Borrowers who delay repayments by up to 30 days should be classified as SMA 0, defaults of 31-60 days will fall under SMA 1, whereas an SMA 2 tag will be given to loans where the borrower fails to make a payment till 90 days. The loans turn bad only if repayment is delayed beyond that.
As opposed to the normal practice, the RBI, in its Jan. 01 note, has also directed banks that there should be no asset downgrade of the account due to the current loan restructuring.
The move provides a breath of fresh air for the debt-ridden MSME sector that provides employment to an estimated 120 million people, the second largest after agriculture.
The Narendra Modi government’s abrupt move to ban high-value currency notes in 2016 and the introduction of GST in July 2017 were generally considered twin blows for small businesses as they led to an acute cash crunch.
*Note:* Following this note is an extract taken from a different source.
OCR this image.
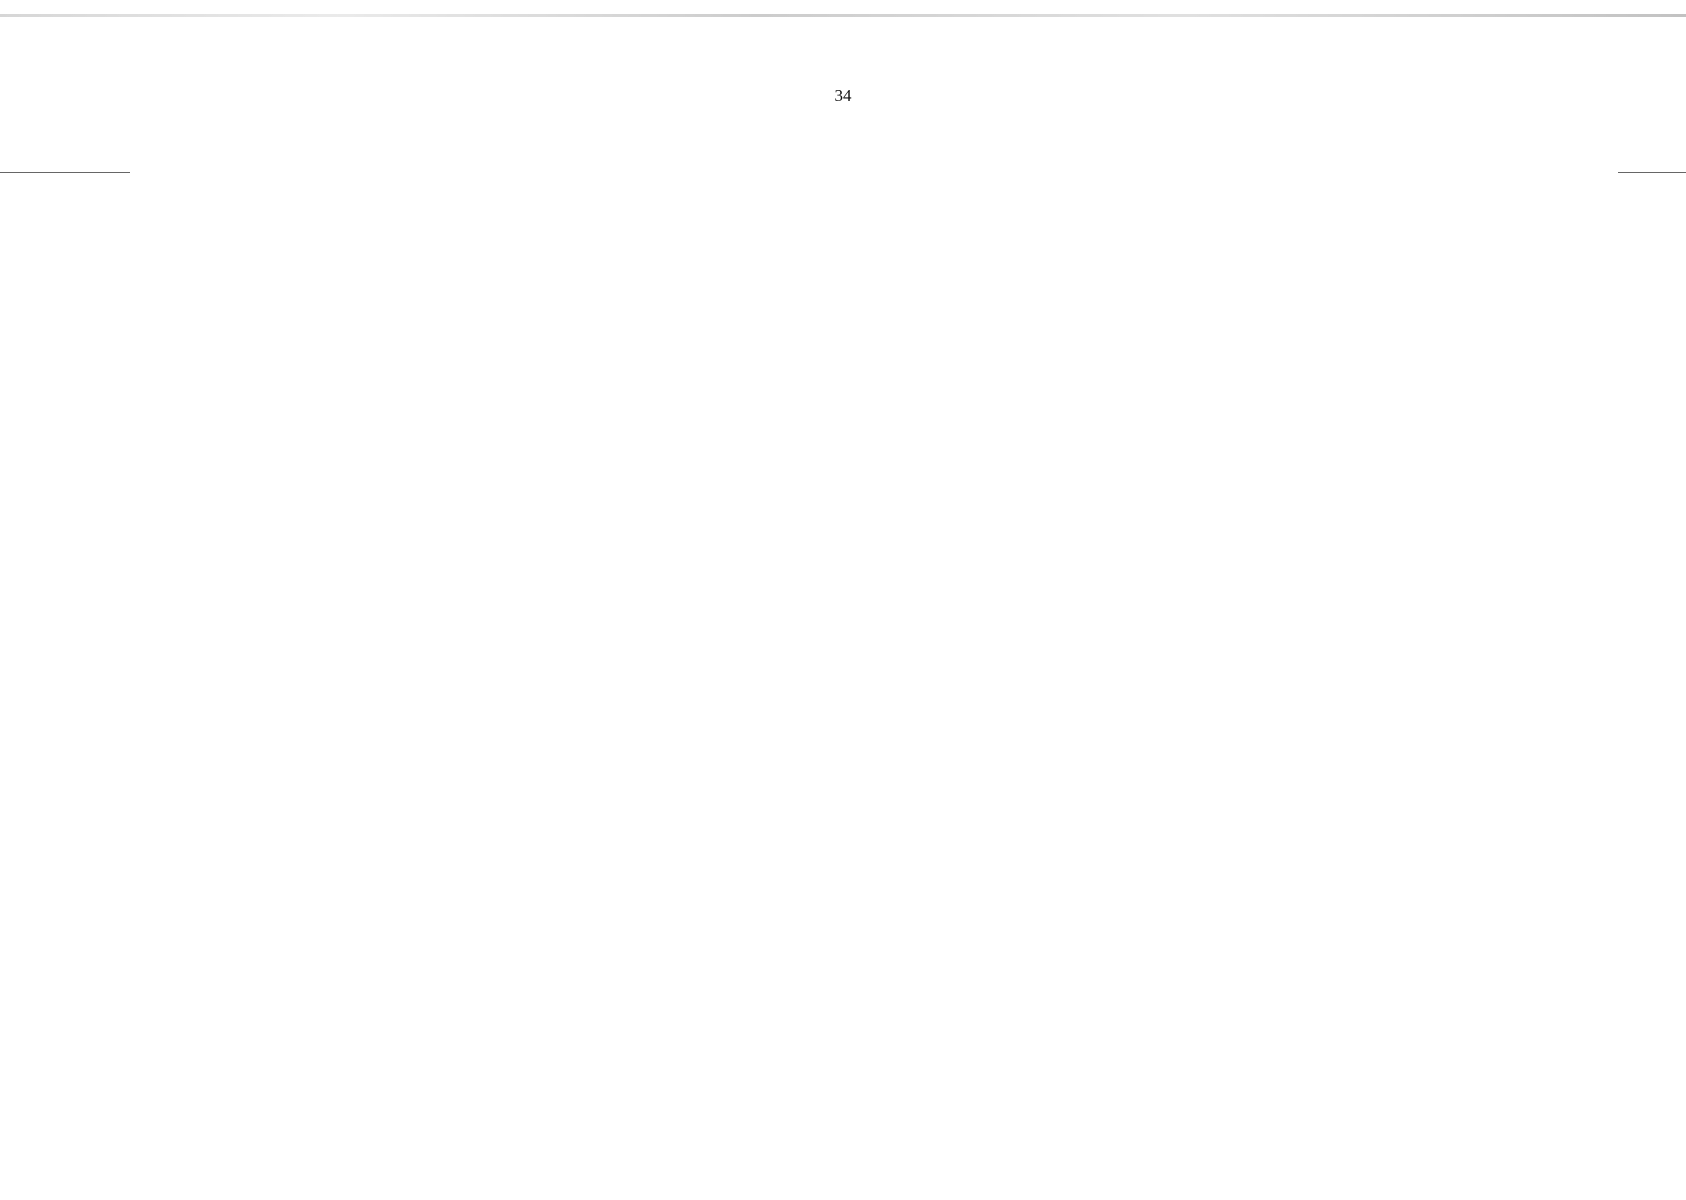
34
As business activity was thrown out of gear, toxic loans in the system spiked. By the end of financial year 2017, bad loans in the MSME sector increased to Rs82,756 crore, from Rs70,842 crore in the previous year. In a recent report, the RBI had warned banks that they must keep a close track of the NPAs in the MSME sector.
The RBI’s tough approach towards the sector’s hardships was also a bone of contention between the Modi government and the RBI. The government had been rallying for relaxed norms for the troubled businesses. The issue was even discussed at a nine-hour-long board meeting of the central bank in November, 2018 and the RBI had finally given in.
Yesterday’s move takes the softening stance a step ahead.
The central bank’s latest move also comes at a time when the overall NPA stress in India’s banking system has been easing. The gross NPA ratio, or the share of bad loans in the overall loan book, declined from 11.5% in March 2018 to 10.8% in September 2018, the first drop since 2015.